Are their requests for school fees or bus fare or a small business loan really so much to ask? Are they, perhaps, a kind of tax we owe for the demands we make on them as they put up with us? Or, less coldly, a gift we can graciously proffer in thanks for all they have to do to endure us? Of course that doesn’t mean to not use discretion but it does mean to consider the fuller context.
This is a rather long but well-worth reading quote from Eula Biss in No Man’s Land:
I was standing on the sidewalk in front of our building in my bathing suit, still dripping from the lake, and a boy leaving the park asked if I had a quarter. I laughed and told the boy that I typically don’t carry change in my bathing suit, but he remained blank-faced, as uninterested as a toll collector. His request, I suspect, had very little to do with any money I may have had or any money he may have needed. The exchange was intended to be, like so many of my exchanges with my neighbors, a ritual offering. When I walk from my apartment to the train I am asked for money by all variety of people – old men and young boys and women with babies. Their manner of request is always different, but they are always black and I am always white. Sometimes I give money and sometimes I do not, but I do not feel good about it either way, and the transaction never fails to be complicated. I do not know whether my neighbors think, as I do, of these quarters and dollars as a kind of tax on my presence here. A tax that, although I resent it, is more than fair.

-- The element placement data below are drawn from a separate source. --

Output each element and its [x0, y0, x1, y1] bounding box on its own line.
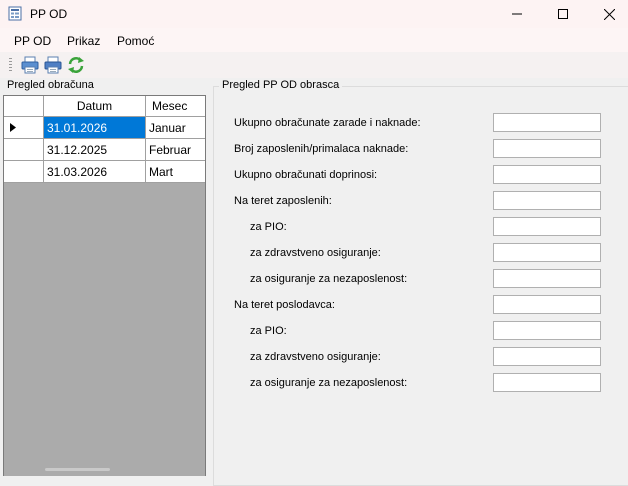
- close-button[interactable]: [586, 0, 628, 28]
- right-panel-caption: Pregled PP OD obrasca: [219, 79, 343, 91]
- grid-header: Datum Mesec: [4, 96, 205, 117]
- printer-icon[interactable]: [20, 55, 40, 75]
- current-row-arrow-icon: [9, 123, 16, 132]
- cell-month[interactable]: Mart: [146, 161, 205, 183]
- row-header[interactable]: [4, 161, 44, 183]
- menu-pomoc[interactable]: Pomoć: [117, 34, 154, 48]
- employer-burden-input[interactable]: [493, 295, 601, 314]
- employee-pio-input[interactable]: [493, 217, 601, 236]
- label-employer-health: za zdravstveno osiguranje:: [250, 351, 381, 363]
- menu-bar: PP OD Prikaz Pomoć: [0, 28, 628, 52]
- cell-date[interactable]: 31.12.2025: [44, 139, 146, 161]
- table-row[interactable]: 31.03.2026 Mart: [4, 161, 205, 183]
- table-row[interactable]: 31.01.2026 Januar: [4, 117, 205, 139]
- employer-unemployment-input[interactable]: [493, 373, 601, 392]
- toolbar-grip[interactable]: [9, 58, 12, 73]
- maximize-button[interactable]: [540, 0, 586, 28]
- employee-health-input[interactable]: [493, 243, 601, 262]
- label-employer-pio: za PIO:: [250, 325, 287, 337]
- label-employer-burden: Na teret poslodavca:: [234, 299, 335, 311]
- refresh-icon[interactable]: [66, 55, 86, 75]
- window-title: PP OD: [30, 7, 68, 21]
- maximize-icon: [558, 9, 568, 19]
- row-header-corner: [4, 96, 44, 117]
- label-employee-burden: Na teret zaposlenih:: [234, 195, 332, 207]
- row-header[interactable]: [4, 117, 44, 139]
- column-header-datum[interactable]: Datum: [44, 96, 146, 117]
- calculations-grid[interactable]: Datum Mesec 31.01.2026 Januar 31.12.2025…: [3, 95, 206, 476]
- cell-month[interactable]: Januar: [146, 117, 205, 139]
- printer-preview-icon[interactable]: [43, 55, 63, 75]
- label-employee-health: za zdravstveno osiguranje:: [250, 247, 381, 259]
- app-icon: [8, 6, 22, 21]
- employer-health-input[interactable]: [493, 347, 601, 366]
- employee-unemployment-input[interactable]: [493, 269, 601, 288]
- minimize-button[interactable]: [494, 0, 540, 28]
- label-employee-unemployment: za osiguranje za nezaposlenost:: [250, 273, 408, 285]
- row-header[interactable]: [4, 139, 44, 161]
- label-total-contributions: Ukupno obračunati doprinosi:: [234, 169, 378, 181]
- menu-prikaz[interactable]: Prikaz: [67, 34, 100, 48]
- cell-date[interactable]: 31.01.2026: [44, 117, 146, 139]
- menu-pp-od[interactable]: PP OD: [14, 34, 51, 48]
- left-panel-caption: Pregled obračuna: [7, 79, 94, 91]
- toolbar: [0, 52, 628, 78]
- employer-pio-input[interactable]: [493, 321, 601, 340]
- title-bar: PP OD: [0, 0, 628, 28]
- label-total-wages: Ukupno obračunate zarade i naknade:: [234, 117, 421, 129]
- employee-count-input[interactable]: [493, 139, 601, 158]
- employee-burden-input[interactable]: [493, 191, 601, 210]
- label-employee-count: Broj zaposlenih/primalaca naknade:: [234, 143, 409, 155]
- table-row[interactable]: 31.12.2025 Februar: [4, 139, 205, 161]
- column-header-mesec[interactable]: Mesec: [146, 96, 205, 117]
- minimize-icon: [512, 13, 522, 15]
- cell-month[interactable]: Februar: [146, 139, 205, 161]
- cell-date[interactable]: 31.03.2026: [44, 161, 146, 183]
- horizontal-scrollbar[interactable]: [45, 468, 110, 471]
- label-employee-pio: za PIO:: [250, 221, 287, 233]
- close-icon: [603, 8, 615, 20]
- label-employer-unemployment: za osiguranje za nezaposlenost:: [250, 377, 408, 389]
- total-contributions-input[interactable]: [493, 165, 601, 184]
- total-wages-input[interactable]: [493, 113, 601, 132]
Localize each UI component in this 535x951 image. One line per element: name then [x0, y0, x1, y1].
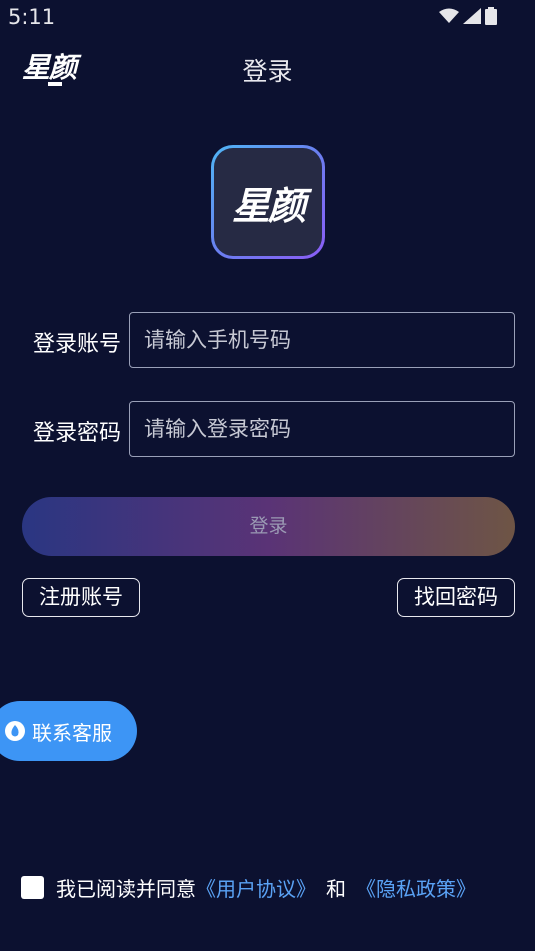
battery-icon [485, 7, 497, 25]
contact-support-button[interactable]: 联系客服 [0, 701, 137, 761]
password-field-row: 登录密码 [33, 401, 515, 457]
password-input[interactable] [129, 401, 515, 457]
agreement-and: 和 [326, 876, 346, 901]
account-label: 登录账号 [33, 332, 122, 357]
app-logo-inner: 星颜 [214, 148, 322, 256]
app-logo: 星颜 [211, 145, 325, 259]
login-button[interactable]: 登录 [22, 497, 515, 556]
status-bar: 5:11 [0, 0, 535, 36]
account-field-row: 登录账号 [33, 312, 515, 368]
contact-support-label: 联系客服 [32, 720, 112, 745]
chat-bubble-icon [4, 720, 26, 742]
page-title: 登录 [242, 57, 293, 86]
signal-icon [463, 8, 481, 24]
privacy-policy-link[interactable]: 《隐私政策》 [356, 873, 476, 902]
app-logo-text: 星颜 [231, 183, 306, 228]
recover-password-button[interactable]: 找回密码 [397, 578, 515, 617]
status-time: 5:11 [8, 5, 56, 29]
status-icons [439, 7, 497, 25]
user-agreement-link[interactable]: 《用户协议》 [196, 873, 316, 902]
wifi-icon [439, 8, 459, 24]
account-input[interactable] [129, 312, 515, 368]
register-button[interactable]: 注册账号 [22, 578, 140, 617]
password-label: 登录密码 [33, 421, 122, 446]
agreement-row: 我已阅读并同意 《用户协议》 和 《隐私政策》 [21, 872, 476, 902]
agreement-prefix: 我已阅读并同意 [56, 876, 196, 901]
agreement-checkbox[interactable] [21, 875, 44, 899]
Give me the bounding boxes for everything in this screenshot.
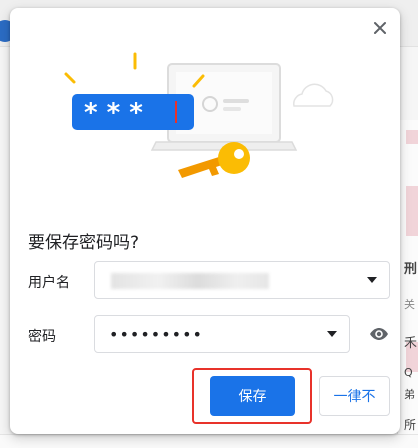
caret-down-icon — [367, 277, 377, 283]
show-password-button[interactable] — [368, 325, 390, 343]
password-value: ••••••••• — [109, 325, 203, 344]
password-badge: * * * — [72, 94, 194, 130]
password-badge-text: * * * — [84, 98, 143, 128]
username-label: 用户名 — [28, 275, 70, 291]
background-text: 弟 — [404, 388, 415, 401]
username-value-redacted — [111, 273, 269, 289]
never-button[interactable]: 一律不 — [319, 376, 390, 416]
background-text: Q — [404, 366, 413, 379]
save-button[interactable]: 保存 — [210, 376, 295, 416]
password-label: 密码 — [28, 329, 56, 345]
cloud-icon — [293, 83, 334, 107]
dialog-title: 要保存密码吗? — [28, 233, 140, 253]
background-band — [406, 186, 418, 236]
save-password-dialog: * * * 要保存密码吗? 用户名 密码 ••••••••• 保存 一律不 — [10, 8, 400, 434]
background-text: 关 — [404, 298, 415, 311]
eye-icon — [370, 328, 388, 340]
background-band — [406, 130, 418, 144]
caret-down-icon — [327, 331, 337, 337]
background-status-strip — [0, 434, 418, 448]
background-text: 刑 — [404, 262, 418, 277]
password-illustration: * * * — [64, 52, 334, 178]
background-text: 禾 — [404, 336, 418, 351]
password-select[interactable]: ••••••••• — [94, 315, 350, 353]
background-text: 所 — [404, 418, 417, 432]
username-select[interactable] — [94, 261, 390, 299]
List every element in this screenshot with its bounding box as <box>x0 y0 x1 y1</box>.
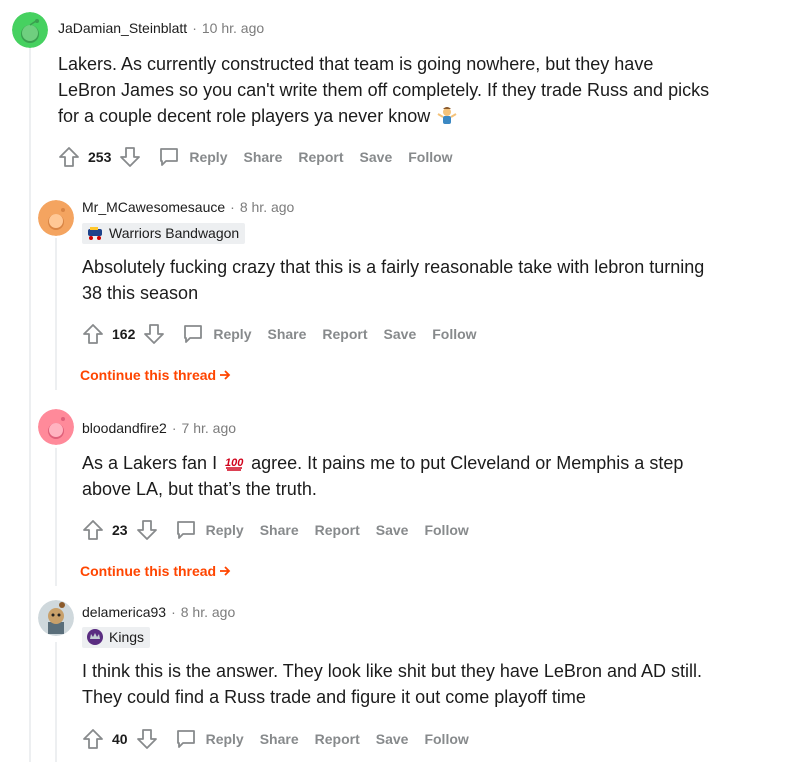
upvote-icon[interactable] <box>80 726 106 752</box>
report-button[interactable]: Report <box>315 731 360 747</box>
upvote-icon[interactable] <box>56 144 82 170</box>
reply-button[interactable]: Reply <box>181 322 251 346</box>
body-line: LeBron James so you can't write them off… <box>58 80 710 100</box>
username[interactable]: delamerica93 <box>82 604 166 620</box>
comment-body: As a Lakers fan I 100 agree. It pains me… <box>82 450 772 502</box>
report-button[interactable]: Report <box>298 149 343 165</box>
continue-thread-label: Continue this thread <box>80 367 217 383</box>
comment-bubble-icon <box>176 730 195 748</box>
timestamp[interactable]: 8 hr. ago <box>240 199 295 215</box>
kings-logo-icon <box>87 629 103 645</box>
upvote-icon[interactable] <box>80 321 106 347</box>
separator-dot: · <box>171 420 177 436</box>
comment-bubble-icon <box>184 325 203 343</box>
comment-meta: Mr_MCawesomesauce · 8 hr. ago <box>82 199 294 215</box>
separator-dot: · <box>171 604 176 620</box>
body-line: Lakers. As currently constructed that te… <box>58 54 654 74</box>
comment-actions: 23 Reply Share Report Save Follow <box>80 516 469 544</box>
reply-button[interactable]: Reply <box>174 727 244 751</box>
separator-dot: · <box>192 20 197 36</box>
follow-button[interactable]: Follow <box>432 326 476 342</box>
comment-actions: 162 Reply Share Report Save Follow <box>80 320 477 348</box>
downvote-icon[interactable] <box>134 726 160 752</box>
warriors-bandwagon-icon <box>88 227 102 240</box>
body-text-segment: agree. It pains me to put Cleveland or M… <box>251 453 684 473</box>
vote-score: 40 <box>112 731 128 747</box>
body-line: I think this is the answer. They look li… <box>82 661 702 681</box>
follow-button[interactable]: Follow <box>408 149 452 165</box>
user-flair: Warriors Bandwagon <box>82 223 246 244</box>
downvote-icon[interactable] <box>134 517 160 543</box>
arrow-right-icon <box>220 370 231 380</box>
flair-text: Warriors Bandwagon <box>109 225 240 241</box>
reply-label: Reply <box>205 522 244 538</box>
continue-thread-link[interactable]: Continue this thread <box>80 563 232 579</box>
timestamp[interactable]: 10 hr. ago <box>202 20 264 36</box>
comment-body: Absolutely fucking crazy that this is a … <box>82 254 772 306</box>
username[interactable]: bloodandfire2 <box>82 420 167 436</box>
reply-button[interactable]: Reply <box>157 145 227 169</box>
svg-text:100: 100 <box>225 457 244 469</box>
user-flair: Kings <box>82 627 151 648</box>
arrow-right-icon <box>220 566 231 576</box>
person-shrugging-emoji <box>437 107 457 124</box>
continue-thread-label: Continue this thread <box>80 563 217 579</box>
thread-line-reply-2[interactable] <box>55 448 57 586</box>
downvote-icon[interactable] <box>141 321 167 347</box>
thread-line-root[interactable] <box>29 48 31 762</box>
share-button[interactable]: Share <box>267 326 306 342</box>
flair-text: Kings <box>109 629 145 645</box>
body-line: They could find a Russ trade and figure … <box>82 687 586 707</box>
report-button[interactable]: Report <box>322 326 367 342</box>
thread-line-reply-1[interactable] <box>55 238 57 390</box>
follow-button[interactable]: Follow <box>424 522 468 538</box>
avatar[interactable] <box>12 12 48 48</box>
save-button[interactable]: Save <box>360 149 393 165</box>
continue-thread-link[interactable]: Continue this thread <box>80 367 232 383</box>
body-line: above LA, but that’s the truth. <box>82 479 317 499</box>
comment-meta: bloodandfire2 · 7 hr. ago <box>82 420 236 436</box>
avatar[interactable] <box>38 200 74 236</box>
share-button[interactable]: Share <box>243 149 282 165</box>
vote-score: 23 <box>112 522 128 538</box>
comment-actions: 253 Reply Share Report Save Follow <box>56 143 453 171</box>
separator-dot: · <box>230 199 235 215</box>
follow-button[interactable]: Follow <box>424 731 468 747</box>
save-button[interactable]: Save <box>376 731 409 747</box>
save-button[interactable]: Save <box>384 326 417 342</box>
username[interactable]: Mr_MCawesomesauce <box>82 199 225 215</box>
timestamp[interactable]: 7 hr. ago <box>182 420 237 436</box>
vote-score: 253 <box>88 149 112 165</box>
avatar[interactable] <box>38 409 74 445</box>
comment-meta: JaDamian_Steinblatt · 10 hr. ago <box>58 20 264 36</box>
body-line: for a couple decent role players ya neve… <box>58 106 431 126</box>
comment-meta: delamerica93 · 8 hr. ago <box>82 604 235 620</box>
comment-actions: 40 Reply Share Report Save Follow <box>80 725 469 753</box>
comment-bubble-icon <box>176 521 195 539</box>
hundred-points-emoji: 100 <box>225 457 244 471</box>
upvote-icon[interactable] <box>80 517 106 543</box>
body-line-with-emoji: for a couple decent role players ya neve… <box>58 103 758 129</box>
username[interactable]: JaDamian_Steinblatt <box>58 20 187 36</box>
reply-button[interactable]: Reply <box>174 518 244 542</box>
body-line-with-emoji: As a Lakers fan I 100 agree. It pains me… <box>82 450 772 476</box>
reply-label: Reply <box>189 149 228 165</box>
share-button[interactable]: Share <box>260 731 299 747</box>
comment-bubble-icon <box>160 148 179 166</box>
avatar[interactable] <box>38 600 74 636</box>
thread-line-reply-3[interactable] <box>55 642 57 762</box>
downvote-icon[interactable] <box>117 144 143 170</box>
reply-label: Reply <box>205 731 244 747</box>
share-button[interactable]: Share <box>260 522 299 538</box>
comment-body: Lakers. As currently constructed that te… <box>58 51 758 129</box>
timestamp[interactable]: 8 hr. ago <box>181 604 236 620</box>
body-line: Absolutely fucking crazy that this is a … <box>82 257 705 277</box>
comment-body: I think this is the answer. They look li… <box>82 658 772 710</box>
report-button[interactable]: Report <box>315 522 360 538</box>
save-button[interactable]: Save <box>376 522 409 538</box>
vote-score: 162 <box>112 326 136 342</box>
reply-label: Reply <box>213 326 252 342</box>
body-text-segment: As a Lakers fan I <box>82 453 218 473</box>
body-line: 38 this season <box>82 283 199 303</box>
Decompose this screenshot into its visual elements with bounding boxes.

I think we often have this conversation about giving and financial requests cross-culturally without fully engaging in the bigger picture. I don’t know that this resolves anything or offers solutions to anything, but I think we need to reckon with what we, the foreigner, ask and demand of our local community without even being aware of it. A little humility is in store here.
Your thoughts? Other things regarding money and giving and requests you’d like to talk about?
Thank you for raising these important questions and offering a more balanced perspective on these types of exchanges.
This is so thoughtful and provocative. Thank you.